Kinetic Turbulence and Particle Transport in Astrophysical Plasmas

天体物理等离子体中的运动湍流和粒子输运

• 批准号: 406991908
• 负责人: Dr. Felix Spanier
• 金额: --
• 依托单位: Zentrum für Astronomie (ZAH)
• 依托单位国家: 德国
• 项目类别: Research Grants
• 资助国家: 德国
• 项目状态: 未结题
• 来源: https://gepris.dfg.de/gepris/projekt/406991908?language=en
• 关键词: Kinetic; Turbulence; Particle; Transport; Astrophysical

In astrophysical plasmas like the solar wind or the interstellar medium turbulence has been observed. This means that energy in the plasma is cascading from large scales to smaller scales. Up to now the low frequency part of the spectrum (i.e., below the proton gyrofrequency) has been considered. In this frequency range plasma turbulence can be described using magnetohydrodynamics theory and the turbulence models by Kolmogorov or Goldreich and Sridhar. A prerequisite for this approach is a fluid description for the plasma.Recent observations in the solar wind as performed by Cluster and MMS and future observations by the THOR mission will grant a more detailed insight into turbulence beyond the proton gyrofrequency. In that range kinetic effect in the plasma become relevant and fluid descriptions are no longer an option. It has not been possible from observations and theoretical considerations to find a detailed description of wave modes and structures presents in the kinetic regime.The current project aims at a better understanding of this regime: Using numerical simulations, it shall be investigated how turbulence evolves over even larger scales. The core problem here is that there is not a single simulation technique capable of capturing all wave number ranges. Some techniques do not describe the physics in every regime, while other would incur a too large numerical effort.The ansatz of this project is to couple different techniques in a way that a multiscale model can be derived from the simulations, which spans a range from MHD turbulence to smallest kinetic scales. The techniques to be used are MHD simulations, hybrid and particle-in-cell codes.The following problems shall be approached in this project:- What is the nature of turbulence beyond the proton gyrofrequency?- Which influence does kinetic turbulence have on the particle transport (especially of electrons)?The last question is very important in this project. Particle transport itself is not only scientifically interesting, but the application to space weather have also technical applications. In this project there will be a special focus on the transport of electrons. Since electrons resonate mostly with turbulence in the kinetic regime, there should be an observable difference to proton transport. It shall be investigated if electron transport can be used to probe turbulence.

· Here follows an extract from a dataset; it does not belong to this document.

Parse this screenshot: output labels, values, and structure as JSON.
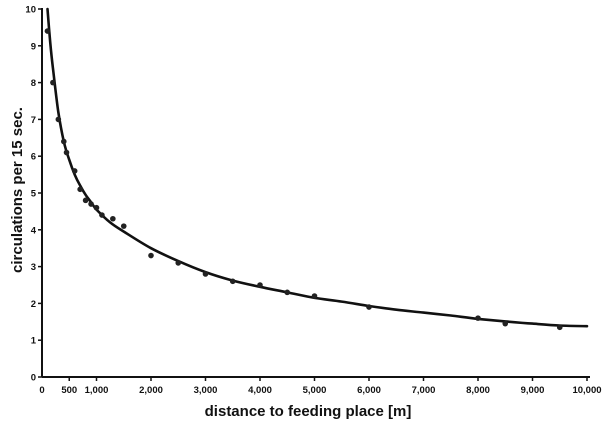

在像太阳风或星际介质这样的天体物理等离子体中，已经观察到湍流。这意味着等离子体中的能量从大尺度级联到小尺度。到目前为止，已经考虑了频谱的低频部分（即质子回旋频率以下）。在这个频率范围内，等离子体湍流可以用磁流体力学理论和Kolmogorov或Goldreich和Sridhar的湍流模型来描述。这种方法的先决条件是对等离子体进行流体描述。最近由Cluster和MMS进行的太阳风观测以及THOR任务的未来观测将使我们对质子回旋频率以外的湍流有更详细的了解。在这个范围内，等离子体中的动力学效应变得相关，流体描述不再是一种选择。从观察和理论考虑中还不可能找到波的模式和结构在动力学状态下的详细描述。当前的项目旨在更好地理解这一机制：使用数值模拟，将研究湍流如何在更大的尺度上演变。这里的核心问题是，没有一种单一的模拟技术能够捕获所有波数范围。有些技术不能描述每一种状态下的物理特性，而另一些技术则需要大量的数值计算。该项目的目的是将不同的技术结合起来，以一种从模拟中得出多尺度模型的方式，该模型涵盖了从MHD湍流到最小动力学尺度的范围。将使用的技术有MHD模拟、混合和细胞内粒子编码。本项目需要解决以下问题：-质子回旋频率之外的湍流本质是什么？动力学湍流对粒子输运（尤其是电子输运）有什么影响？最后一个问题在这个项目中非常重要。粒子输运本身不仅具有科学意义，而且在空间天气中的应用也具有技术意义。在这个项目中，将特别关注电子的输运。由于电子在动力学体系中主要与湍流共振，因此质子输运应该存在可观察到的差异。电子输运是否可以用来探测湍流，应该进行研究。